Importing Hive or HDFS datasets on a multi-node cluster - 8.0

Talend Data Preparation User Guide

Version
8.0
Language
English
Product
Talend Big Data
Talend Big Data Platform
Talend Data Fabric
Talend Data Integration
Talend Data Management Platform
Talend Data Services Platform
Talend ESB
Talend MDM Platform
Talend Real-Time Big Data Platform
Module
Talend Data Preparation
Content
Data Quality and Preparation > Cleansing data
Last publication date
2024-03-26

To enable import for Hive or HDFS datasets stored on a multi-node cluster, you must edit the Components Catalog configuration files.

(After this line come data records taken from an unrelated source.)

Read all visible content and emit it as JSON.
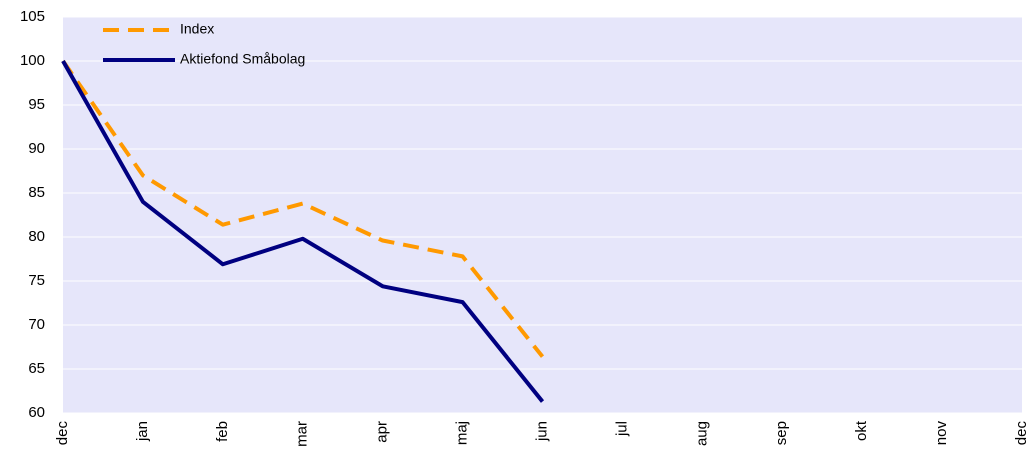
{
  "chart_data": {
    "type": "line",
    "categories": [
      "dec",
      "jan",
      "feb",
      "mar",
      "apr",
      "maj",
      "jun",
      "jul",
      "aug",
      "sep",
      "okt",
      "nov",
      "dec"
    ],
    "series": [
      {
        "name": "Index",
        "color": "#ff9900",
        "dash": true,
        "values": [
          100,
          87,
          81.4,
          83.8,
          79.6,
          77.8,
          66.4,
          null,
          null,
          null,
          null,
          null,
          null
        ]
      },
      {
        "name": "Aktiefond Småbolag",
        "color": "#000080",
        "dash": false,
        "values": [
          100,
          84,
          76.9,
          79.8,
          74.4,
          72.6,
          61.3,
          null,
          null,
          null,
          null,
          null,
          null
        ]
      }
    ],
    "ylim": [
      60,
      105
    ],
    "yticks": [
      60,
      65,
      70,
      75,
      80,
      85,
      90,
      95,
      100,
      105
    ],
    "grid": true,
    "background": "#e6e6fa"
  }
}
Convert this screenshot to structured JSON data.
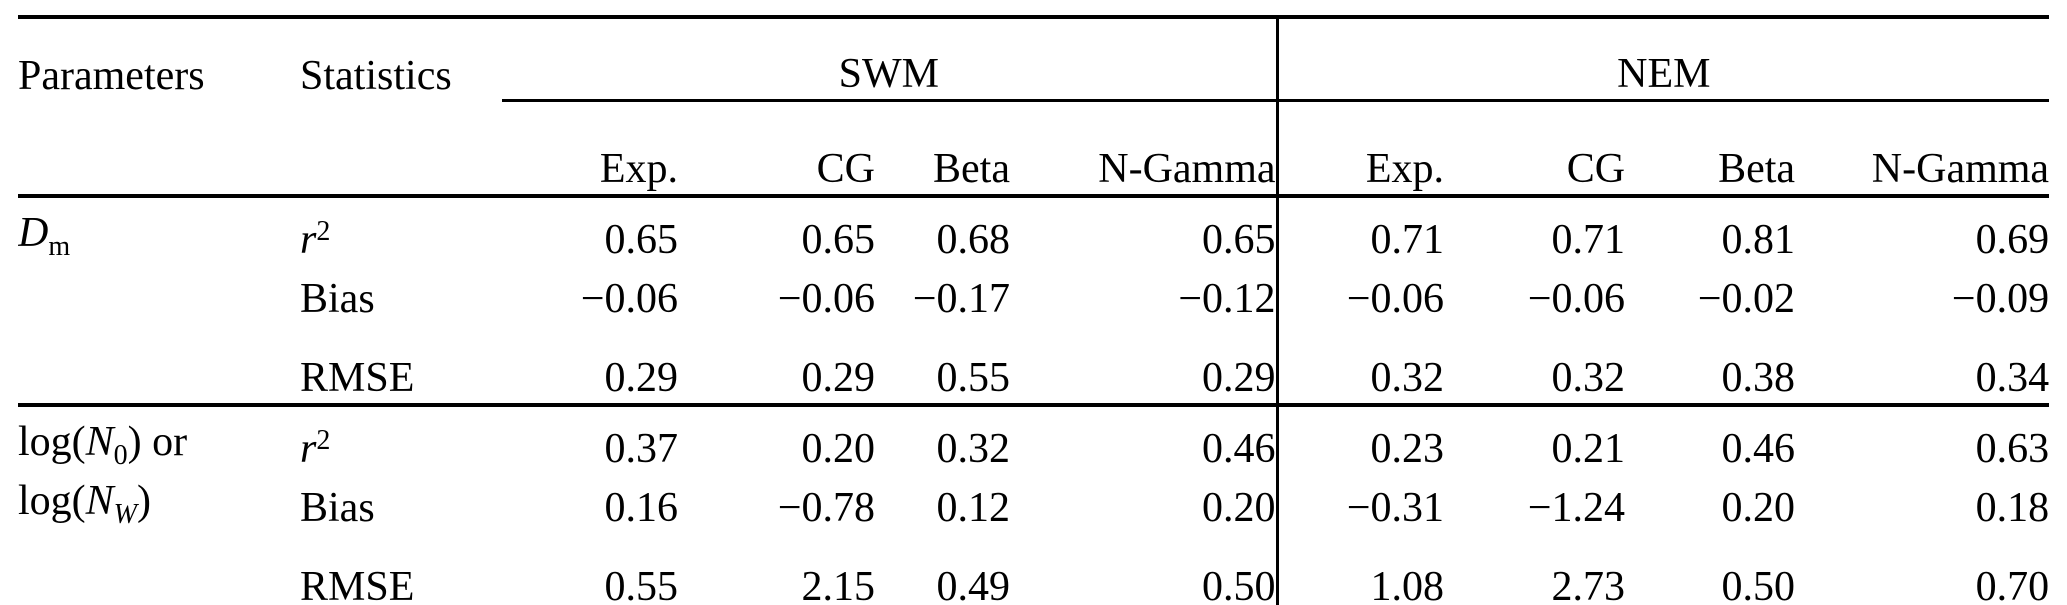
{
  "table_header": {
    "parameters": "Parameters",
    "statistics": "Statistics",
    "group_swm": "SWM",
    "group_nem": "NEM",
    "models": [
      "Exp.",
      "CG",
      "Beta",
      "N-Gamma"
    ]
  },
  "stat_labels": {
    "r_base": "r",
    "r_sup": "2",
    "bias": "Bias",
    "rmse": "RMSE"
  },
  "groups": {
    "g1": {
      "param_line1": {
        "pre": "",
        "var": "D",
        "sub": "m",
        "post": ""
      },
      "rows": {
        "r2": [
          "0.65",
          "0.65",
          "0.68",
          "0.65",
          "0.71",
          "0.71",
          "0.81",
          "0.69"
        ],
        "bias": [
          "−0.06",
          "−0.06",
          "−0.17",
          "−0.12",
          "−0.06",
          "−0.06",
          "−0.02",
          "−0.09"
        ],
        "rmse": [
          "0.29",
          "0.29",
          "0.55",
          "0.29",
          "0.32",
          "0.32",
          "0.38",
          "0.34"
        ]
      }
    },
    "g2": {
      "param_line1": {
        "pre": "log(",
        "var": "N",
        "sub": "0",
        "post": ") or"
      },
      "param_line2": {
        "pre": "log(",
        "var": "N",
        "sub": "W",
        "post": ")"
      },
      "rows": {
        "r2": [
          "0.37",
          "0.20",
          "0.32",
          "0.46",
          "0.23",
          "0.21",
          "0.46",
          "0.63"
        ],
        "bias": [
          "0.16",
          "−0.78",
          "0.12",
          "0.20",
          "−0.31",
          "−1.24",
          "0.20",
          "0.18"
        ],
        "rmse": [
          "0.55",
          "2.15",
          "0.49",
          "0.50",
          "1.08",
          "2.73",
          "0.50",
          "0.70"
        ]
      }
    }
  }
}
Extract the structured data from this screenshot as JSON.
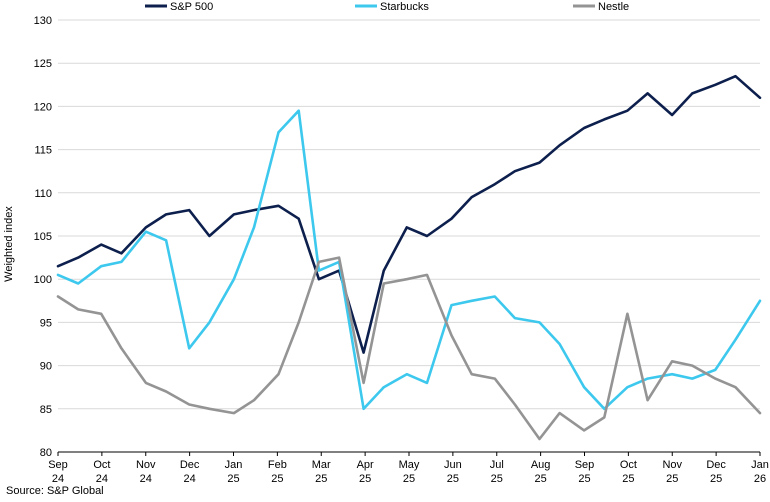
{
  "source_note": "Source: S&P Global",
  "chart_data": {
    "type": "line",
    "ylabel": "Weighted index",
    "ylim": [
      80,
      130
    ],
    "yticks": [
      80,
      85,
      90,
      95,
      100,
      105,
      110,
      115,
      120,
      125,
      130
    ],
    "grid": "horizontal",
    "legend_position": "top",
    "x_labels": [
      {
        "top": "Sep",
        "bottom": "24"
      },
      {
        "top": "Oct",
        "bottom": "24"
      },
      {
        "top": "Nov",
        "bottom": "24"
      },
      {
        "top": "Dec",
        "bottom": "24"
      },
      {
        "top": "Jan",
        "bottom": "25"
      },
      {
        "top": "Feb",
        "bottom": "25"
      },
      {
        "top": "Mar",
        "bottom": "25"
      },
      {
        "top": "Apr",
        "bottom": "25"
      },
      {
        "top": "May",
        "bottom": "25"
      },
      {
        "top": "Jun",
        "bottom": "25"
      },
      {
        "top": "Jul",
        "bottom": "25"
      },
      {
        "top": "Aug",
        "bottom": "25"
      },
      {
        "top": "Sep",
        "bottom": "25"
      },
      {
        "top": "Oct",
        "bottom": "25"
      },
      {
        "top": "Nov",
        "bottom": "25"
      },
      {
        "top": "Dec",
        "bottom": "25"
      },
      {
        "top": "Jan",
        "bottom": "26"
      }
    ],
    "x": [
      "2024-09-01",
      "2024-09-15",
      "2024-10-01",
      "2024-10-15",
      "2024-11-01",
      "2024-11-15",
      "2024-12-01",
      "2024-12-15",
      "2025-01-01",
      "2025-01-15",
      "2025-02-01",
      "2025-02-15",
      "2025-03-01",
      "2025-03-15",
      "2025-04-01",
      "2025-04-15",
      "2025-05-01",
      "2025-05-15",
      "2025-06-01",
      "2025-06-15",
      "2025-07-01",
      "2025-07-15",
      "2025-08-01",
      "2025-08-15",
      "2025-09-01",
      "2025-09-15",
      "2025-10-01",
      "2025-10-15",
      "2025-11-01",
      "2025-11-15",
      "2025-12-01",
      "2025-12-15",
      "2026-01-01"
    ],
    "series": [
      {
        "name": "S&P 500",
        "color": "#0d1f4d",
        "values": [
          101.5,
          102.5,
          104.0,
          103.0,
          106.0,
          107.5,
          108.0,
          105.0,
          107.5,
          108.0,
          108.5,
          107.0,
          100.0,
          101.0,
          91.5,
          101.0,
          106.0,
          105.0,
          107.0,
          109.5,
          111.0,
          112.5,
          113.5,
          115.5,
          117.5,
          118.5,
          119.5,
          121.5,
          119.0,
          121.5,
          122.5,
          123.5,
          121.0
        ]
      },
      {
        "name": "Starbucks",
        "color": "#3dc8ee",
        "values": [
          100.5,
          99.5,
          101.5,
          102.0,
          105.5,
          104.5,
          92.0,
          95.0,
          100.0,
          106.0,
          117.0,
          119.5,
          101.0,
          102.0,
          85.0,
          87.5,
          89.0,
          88.0,
          97.0,
          97.5,
          98.0,
          95.5,
          95.0,
          92.5,
          87.5,
          85.0,
          87.5,
          88.5,
          89.0,
          88.5,
          89.5,
          93.0,
          97.5
        ]
      },
      {
        "name": "Nestle",
        "color": "#949494",
        "values": [
          98.0,
          96.5,
          96.0,
          92.0,
          88.0,
          87.0,
          85.5,
          85.0,
          84.5,
          86.0,
          89.0,
          95.0,
          102.0,
          102.5,
          88.0,
          99.5,
          100.0,
          100.5,
          93.5,
          89.0,
          88.5,
          85.5,
          81.5,
          84.5,
          82.5,
          84.0,
          96.0,
          86.0,
          90.5,
          90.0,
          88.5,
          87.5,
          84.5
        ]
      }
    ]
  }
}
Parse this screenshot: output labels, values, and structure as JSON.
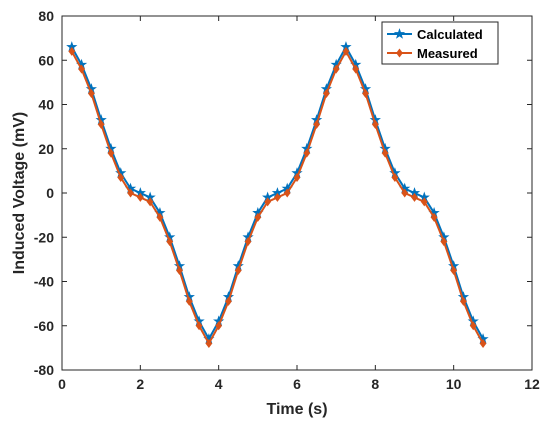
{
  "chart_data": {
    "type": "line",
    "title": "",
    "xlabel": "Time (s)",
    "ylabel": "Induced Voltage (mV)",
    "xlim": [
      0,
      12
    ],
    "ylim": [
      -80,
      80
    ],
    "xticks": [
      0,
      2,
      4,
      6,
      8,
      10,
      12
    ],
    "yticks": [
      -80,
      -60,
      -40,
      -20,
      0,
      20,
      40,
      60,
      80
    ],
    "grid": false,
    "legend_position": "top-right",
    "series": [
      {
        "name": "Calculated",
        "color": "#0072BD",
        "marker": "star",
        "x": [
          0.25,
          0.5,
          0.75,
          1.0,
          1.25,
          1.5,
          1.75,
          2.0,
          2.25,
          2.5,
          2.75,
          3.0,
          3.25,
          3.5,
          3.75,
          4.0,
          4.25,
          4.5,
          4.75,
          5.0,
          5.25,
          5.5,
          5.75,
          6.0,
          6.25,
          6.5,
          6.75,
          7.0,
          7.25,
          7.5,
          7.75,
          8.0,
          8.25,
          8.5,
          8.75,
          9.0,
          9.25,
          9.5,
          9.75,
          10.0,
          10.25,
          10.5,
          10.75
        ],
        "y": [
          66,
          58,
          47,
          33,
          20,
          9,
          2,
          0,
          -2,
          -9,
          -20,
          -33,
          -47,
          -58,
          -66,
          -58,
          -47,
          -33,
          -20,
          -9,
          -2,
          0,
          2,
          9,
          20,
          33,
          47,
          58,
          66,
          58,
          47,
          33,
          20,
          9,
          2,
          0,
          -2,
          -9,
          -20,
          -33,
          -47,
          -58,
          -66
        ]
      },
      {
        "name": "Measured",
        "color": "#D95319",
        "marker": "diamond",
        "x": [
          0.25,
          0.5,
          0.75,
          1.0,
          1.25,
          1.5,
          1.75,
          2.0,
          2.25,
          2.5,
          2.75,
          3.0,
          3.25,
          3.5,
          3.75,
          4.0,
          4.25,
          4.5,
          4.75,
          5.0,
          5.25,
          5.5,
          5.75,
          6.0,
          6.25,
          6.5,
          6.75,
          7.0,
          7.25,
          7.5,
          7.75,
          8.0,
          8.25,
          8.5,
          8.75,
          9.0,
          9.25,
          9.5,
          9.75,
          10.0,
          10.25,
          10.5,
          10.75
        ],
        "y": [
          64,
          56,
          45,
          31,
          18,
          7,
          0,
          -2,
          -4,
          -11,
          -22,
          -35,
          -49,
          -60,
          -68,
          -60,
          -49,
          -35,
          -22,
          -11,
          -4,
          -2,
          0,
          7,
          18,
          31,
          45,
          56,
          64,
          56,
          45,
          31,
          18,
          7,
          0,
          -2,
          -4,
          -11,
          -22,
          -35,
          -49,
          -60,
          -68
        ]
      }
    ]
  }
}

Important: Make sure that your keytab file used to authenticate to HDFS is accessible to all the workers on the cluster.

Procedure

  1. Create a <components_catalog>/tcomp_gss.conf file, and add the following configuration parameters:
    com.sun.security.jgss.initiate {
    com.sun.security.auth.module.Krb5LoginModule required
    useTicketCache=false
    doNotPrompt=true
    useKeyTab=true
    keyTab="/path/to/the/keytab/keytab_file.keytab"
    principal="your@principalHere"
    debug=true;
    };
  2. In the <components_catalog>/start.sh set these parameters with the following values to reference the previously created <components_catalog>/tcomp_gss.conf file:
    THE_CMD="$JAVA_BIN $SCRIPT_JAVA_OPTS -Djava.security.auth.login.config=/path/to/gss.conf -Djava.security.krb5.debug=true
    -Djava.security.krb5.conf="/etc/krb5.conf" -Djavax.security.auth.useSubjectCredsOnly=false -cp
    \"$APP_CLASSPATH\" $APP_CLASS $*"
  3. When importing your dataset in Talend Data Preparation, the JDBC URL used to connect to Hive must follow this model:
    jdbc:hive2://host:10000/default;principal=<your_principal>

Results

You can now import Hive or HDFS datasets stored on a multi-node cluster.